Verglichen mit der Steuerschätzung vom September 2020 werden die Steuereinnahmen insgesamt im Jahr 2020 um 10,6 Mrd. Euro höher ausfallen. Für den Bund ergeben sich dabei Mehreinnahmen von 3,4 Mrd. Euro und für die Länder von 5,3 Mrd. Euro. Die Einnahmen der Gemeinden steigen um 1,4 Mrd. Euro. Auch in den Jahren 2021 bis 2023 wird das Steueraufkommen insgesamt über dem Schätzergebnis vom September 2020 liegen.  
Die Annahmen zu Steuerschätzung sind ein Rückgang des Bruttoinlandsprodukts (BIP) in 2020 in Höhe von 5,5 Prozent und ein Wachstum in 2021 in Höhe von 4,4 Prozent.  

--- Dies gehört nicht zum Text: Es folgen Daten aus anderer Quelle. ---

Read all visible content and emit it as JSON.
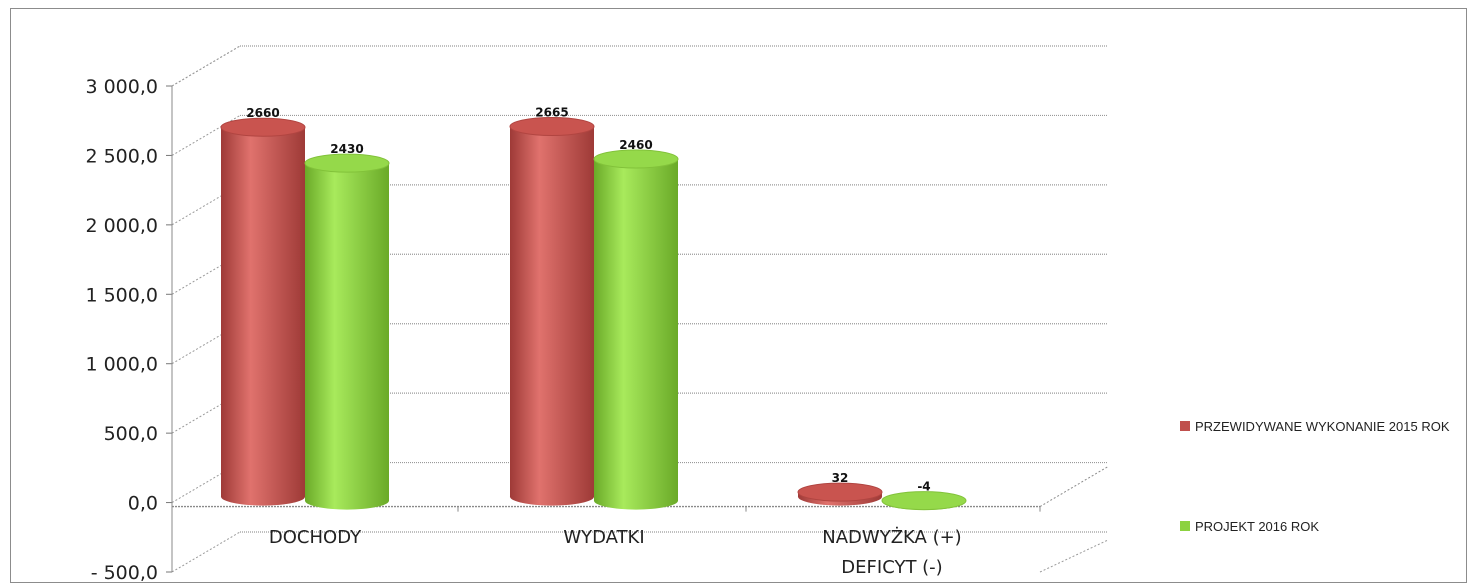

Die Unternehmens- und Vermögenseinkommen (UVE) sind die zentrale Fortschreibungsgröße für die gewinnabhängigen Steuerarten. Für das Jahr 2020 wird mit einem kräftigen Rückgang der UVE um 10,3 Prozent gerechnet. Wohl aufgrund der Einschränkungen des Novembers fällt dieser Rück-gang sogar größer aus als in der Septemberschätzung (damals -8,3 Prozent). Ab dem kommenden Jahr setzt dann eine Erholung ein (+8,7 Prozent für 2021, +0,9 Prozent für 2022, + 2,7 Prozent für die Jahre 2023 bis 2025). 

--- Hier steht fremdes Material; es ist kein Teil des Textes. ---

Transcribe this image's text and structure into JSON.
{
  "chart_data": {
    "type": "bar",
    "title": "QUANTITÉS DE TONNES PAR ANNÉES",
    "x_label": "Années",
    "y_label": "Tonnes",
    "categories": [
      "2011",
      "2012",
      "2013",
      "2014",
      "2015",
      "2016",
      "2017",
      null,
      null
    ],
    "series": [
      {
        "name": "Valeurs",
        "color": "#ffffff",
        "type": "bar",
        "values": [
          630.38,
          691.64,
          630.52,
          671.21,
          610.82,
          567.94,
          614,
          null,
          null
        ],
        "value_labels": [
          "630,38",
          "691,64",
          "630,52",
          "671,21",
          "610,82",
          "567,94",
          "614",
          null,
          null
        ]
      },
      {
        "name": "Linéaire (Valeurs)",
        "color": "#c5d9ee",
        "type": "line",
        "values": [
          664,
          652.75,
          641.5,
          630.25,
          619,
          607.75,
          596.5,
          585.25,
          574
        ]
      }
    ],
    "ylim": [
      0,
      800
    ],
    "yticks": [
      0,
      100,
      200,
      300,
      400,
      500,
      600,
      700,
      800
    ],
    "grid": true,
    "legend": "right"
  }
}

Dementsprechend unterschiedlich ist auch die Entwicklung in einzelnen Steuerarten – zumindest für dieses Jahr. Die Umsatzsteuerprognose ändert sich zur Septemberschätzung gar nicht (-10,1 Prozent). Deutlicher verändern sich die unternehmensbezogenen Steuern. Die Schätzung für die veranlagte Einkommensteuer (unter anderem der Selbständigen und Personenunternehmen) wird sehr kräftig nach oben korrigiert – von -16,3 Prozent im September auf -8,9 Prozent in der November-Schätzung. Die veranlagte Einkommensteuer leistet damit einen Beitrag zum Steueraufkommen in 2020 in Höhe von voraussichtlich 58 Mrd. Euro. Bei der Körperschaftsteuer gibt es auch eine positive Tendenz – die Schätzung korrigiert von -38,5 Prozent (September) auf -34 Prozent (November-Schätzung). Selbst in dieser tiefen Krise wird die Körperschaftsteuer ein Aufkommen von voraussichtlich 21 Mrd. Euro in diesem Jahre generieren.  
Die Gewerbesteuereinnahmen der Gemeinden sinken von 55 Mrd. Euro in 2019 auf voraussichtlich 43 Mrd. Euro in 2020. Bereits 2021 sollen sie dann wieder auf 49,4 Mrd. Euro steigen. Hier ändert sich nur wenig im Vergleich zur Septemberschätzung.